Ali Fikri Yavuz = Onların hali, kendilerinden az önce geçenlerin hali gibidir ki, yaptıklarının cezasını (dünyada) taddılar. Onlara (ahirette) acıklı bir azab da var.
Ali Ünal = (Nadîr Oğulları yahudilerinin) hali, kendilerinden az bir zaman önce (benzer durumdaki Kaynuka Oğulları yahudilerinin) haline benzemektedir. Onlar (da anlaşmalarına ihanet ettiler) ve yaptıklarının vebalini tattılar; Âhiret’te ise onları pek acı bir azap beklemektedir.

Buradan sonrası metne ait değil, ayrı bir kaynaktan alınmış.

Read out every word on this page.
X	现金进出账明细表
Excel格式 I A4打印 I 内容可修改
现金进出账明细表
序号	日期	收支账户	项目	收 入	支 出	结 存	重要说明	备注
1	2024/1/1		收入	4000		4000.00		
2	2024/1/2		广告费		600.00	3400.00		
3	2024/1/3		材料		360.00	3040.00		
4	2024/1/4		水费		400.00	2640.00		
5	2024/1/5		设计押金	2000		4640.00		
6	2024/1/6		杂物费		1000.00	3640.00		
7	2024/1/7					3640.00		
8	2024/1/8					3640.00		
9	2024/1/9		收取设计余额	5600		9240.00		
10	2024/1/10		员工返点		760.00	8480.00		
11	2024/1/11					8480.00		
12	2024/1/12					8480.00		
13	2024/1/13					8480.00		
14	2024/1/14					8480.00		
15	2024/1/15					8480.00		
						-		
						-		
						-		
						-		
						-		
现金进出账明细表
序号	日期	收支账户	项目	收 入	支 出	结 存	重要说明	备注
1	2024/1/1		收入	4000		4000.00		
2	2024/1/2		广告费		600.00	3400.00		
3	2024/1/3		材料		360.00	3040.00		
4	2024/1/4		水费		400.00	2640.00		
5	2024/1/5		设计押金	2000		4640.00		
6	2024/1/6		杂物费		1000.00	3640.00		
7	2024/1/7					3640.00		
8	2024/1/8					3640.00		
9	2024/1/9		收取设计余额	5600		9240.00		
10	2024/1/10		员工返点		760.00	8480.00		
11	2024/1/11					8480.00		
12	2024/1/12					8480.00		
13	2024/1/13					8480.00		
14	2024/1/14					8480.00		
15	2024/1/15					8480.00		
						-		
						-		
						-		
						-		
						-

Bayraktar Bayraklı = Onların durumu, kendilerinden az önce geçmiş ve yaptıklarının cezasını tatmış olanlara benzemektedir. Onlara acıklı bir azap vardır.
Bekir Sadak = Onlarin durumu, kendilerinden az zaman once gecmis ve islerinin karsiligini tatmis olanlarin durumu gibidir. Onlara can yakici azap vardir.
Celal Yıldırım = Bunlar, kendilerinden yakın bir süre önce gelip geçen, işlerinin günah ve vebalini tadan kimselere benzerler. Bunlar için elem verici bir azâb vardır.
Cemal Külünkoğlu = Onların durumu, kendilerinden az önce geçmiş ve yaptıklarının cezasını (Bedir'de) tatmış olan (Mekkeli müşriklerin) durumu gibidir. Onlara (ahirette de) elem dolu bir azap vardır.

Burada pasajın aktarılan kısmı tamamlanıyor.